Why do we need this piece of code when Box already implements Clone trait (Box in std::boxed - Rust):

impl Clone for Box<Animal> {
    fn clone(&self) -> Box<Animal> {
    self.clone_box()
    }
}

Box<T> implements Clone if T implements Clone:

impl<T: Clone> Clone for Box<T>

Since Animal (the trait object type) does not implement Clone, this generic implementation does not apply.

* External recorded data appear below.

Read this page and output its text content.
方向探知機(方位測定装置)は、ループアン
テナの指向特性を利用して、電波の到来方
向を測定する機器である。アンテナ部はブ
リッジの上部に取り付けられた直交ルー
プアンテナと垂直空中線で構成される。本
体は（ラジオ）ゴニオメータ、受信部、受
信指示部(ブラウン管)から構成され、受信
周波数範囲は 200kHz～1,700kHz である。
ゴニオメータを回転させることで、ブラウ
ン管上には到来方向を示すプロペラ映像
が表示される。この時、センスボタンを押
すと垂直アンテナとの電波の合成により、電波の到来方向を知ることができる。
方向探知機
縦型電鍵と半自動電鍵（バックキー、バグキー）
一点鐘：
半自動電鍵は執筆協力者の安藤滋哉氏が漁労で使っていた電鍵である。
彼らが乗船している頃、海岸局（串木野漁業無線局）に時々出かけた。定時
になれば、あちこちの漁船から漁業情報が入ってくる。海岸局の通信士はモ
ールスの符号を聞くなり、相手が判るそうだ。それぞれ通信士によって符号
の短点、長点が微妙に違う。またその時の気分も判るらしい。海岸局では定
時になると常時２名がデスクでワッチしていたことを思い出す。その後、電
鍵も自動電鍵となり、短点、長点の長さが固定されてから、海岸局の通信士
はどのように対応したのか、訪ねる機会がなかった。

What is wrong with this code:

trait Animal: Clone {
    fn speak(&self);
}

#[derive(Clone)]
struct Dog {
    name: String,
}

impl Dog {
    fn new(name: &str) -> Dog {
        return Dog { name: name.to_string() }
    }
}

impl Animal for Dog {
    fn speak(&self) {
        println!("{}: ruff, ruff!", self.name);
    }
}

#[derive(Clone)]
struct AnimalHouse {
    animal: Box<Animal>,
}

fn main() {
    let house = AnimalHouse { animal: Box::new(Dog::new("Bobby")) };
    let house2 = house.clone();
    house2.animal.speak();
}
trait Animal: Clone {
    fn speak(&self);
}

This says that the structure that implements Animal must also implement Clone. It does not add anything (Clone) for the "Trait Object" data type. (Trait Objects internal are an unsized type so can't implement Clone.)
Nightly has addition of #![feature(dyn_trait)] (can try on play) that makes the case where your using a Trait Object more explicit.